Vielmehr sei darin die Rede von "selbstständiger Ausübung von Heilkunde", sagte Hess. Mit diesem Begriff können die Ärzte leben, zumal vor der Übertragung einer ärztlichen Tätigkeit an Pflegekräfte immer die ärztliche Diagnose und Indikationsstellung stehe.

Gleichwohl "übernehmen Pflegekräfte im Rahmen von definierten Behandlungsstandards und der entsprechenden Leitlinien Aufgaben, die in hohem Maße eigenverantwortliches Entscheiden und Handeln erfordern", heißt es in einem undatierten Beschlussentwurf der Heilkundeübertragungsrichtlinie, der der "Ärzte Zeitung" vorliegt.

Konkret heiße das, dass Pflegekräfte eigenständig Heil- und Hilfsmittel verordnen und Patienten überweisen dürften, bestätigte Hess. Allerdings werde es dafür eigene Vordrucke geben, um Verwechslungen mit Rezepten und Überweisungsformularen auszuschließen.

Welche Tätigkeiten genau übertragbar sein werden, hält der GBA für die Dauer des Stellungnahmeverfahrens noch zurück. Das der "Ärzte Zeitung vorliegende Papier nennt neun Infusionstherapien wie zum Beispiel Blutentnahme, Flüssigkeitssubstitution, Anlegen von (Kurz-)Infusionen und intravenöse Injektionen von Medikamenten nach einer Positivliste.

Weiter aufgeführt sind fünf Wundtherapien von der Dekubitusversorung bis zur Vakuumversiegelung und zur Verordnung von Medizinprodukten und Pflegemitteln. Die Liste enthält ferner die Anus praeter-Versorgung, den Wechsel von Trachealkanülen, das Tracheostomamanagement, das Anlegen von Magensonden und transurethalen Blasenkathetern, mehrere Aufgaben im Zusammenhang mit der Ernährung von Patienten sowie Schmerz- und Case-Management und psychosoziale Betreuung.

Der GKV-Spitzenverband hat zusätzlich eine eigene Liste eingebracht.

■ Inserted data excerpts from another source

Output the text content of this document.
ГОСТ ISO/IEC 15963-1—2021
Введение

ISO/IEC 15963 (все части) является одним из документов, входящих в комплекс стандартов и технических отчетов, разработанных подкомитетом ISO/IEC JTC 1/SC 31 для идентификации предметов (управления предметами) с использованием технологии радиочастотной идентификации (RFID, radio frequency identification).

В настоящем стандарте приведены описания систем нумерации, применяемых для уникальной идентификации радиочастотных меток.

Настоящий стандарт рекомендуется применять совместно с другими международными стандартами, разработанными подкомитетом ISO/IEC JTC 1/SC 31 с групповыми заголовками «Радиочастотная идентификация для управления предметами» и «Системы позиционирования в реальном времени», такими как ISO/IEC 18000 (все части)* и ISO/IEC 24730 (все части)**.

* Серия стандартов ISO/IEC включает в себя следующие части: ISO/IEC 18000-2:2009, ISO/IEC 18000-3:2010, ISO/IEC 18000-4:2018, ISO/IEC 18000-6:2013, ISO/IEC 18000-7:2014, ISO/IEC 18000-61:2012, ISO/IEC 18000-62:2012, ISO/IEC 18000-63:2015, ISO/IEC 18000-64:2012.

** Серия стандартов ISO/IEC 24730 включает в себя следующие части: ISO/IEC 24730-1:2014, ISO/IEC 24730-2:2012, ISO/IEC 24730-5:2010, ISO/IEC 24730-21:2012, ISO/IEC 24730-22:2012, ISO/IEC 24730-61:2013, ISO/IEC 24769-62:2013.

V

Darin sind sechs Indikationen enthalten, die Pflegekräfte in einem gewissen Umfang eigenständig bearbeiten können sollen: Diabetes 1 und 2, chronische Wunden, bestimmte Geschwüre, Demenzen und den Hypertonus.

Für alle übertragbaren Tätigkeiten hat der GBA Anforderungen an den Ausbildungsstand der Pflegekräfte entwickelt. "Dafür fühlen wir uns zuständig", sagte Rainer Hess. Der GBA-Chef räumte ein, dass man damit offenen Auges auf einen Rechtskonflikt mit dem Gesundheitsministerium und den für die Ausbildung zuständigen Ländern zusteuere.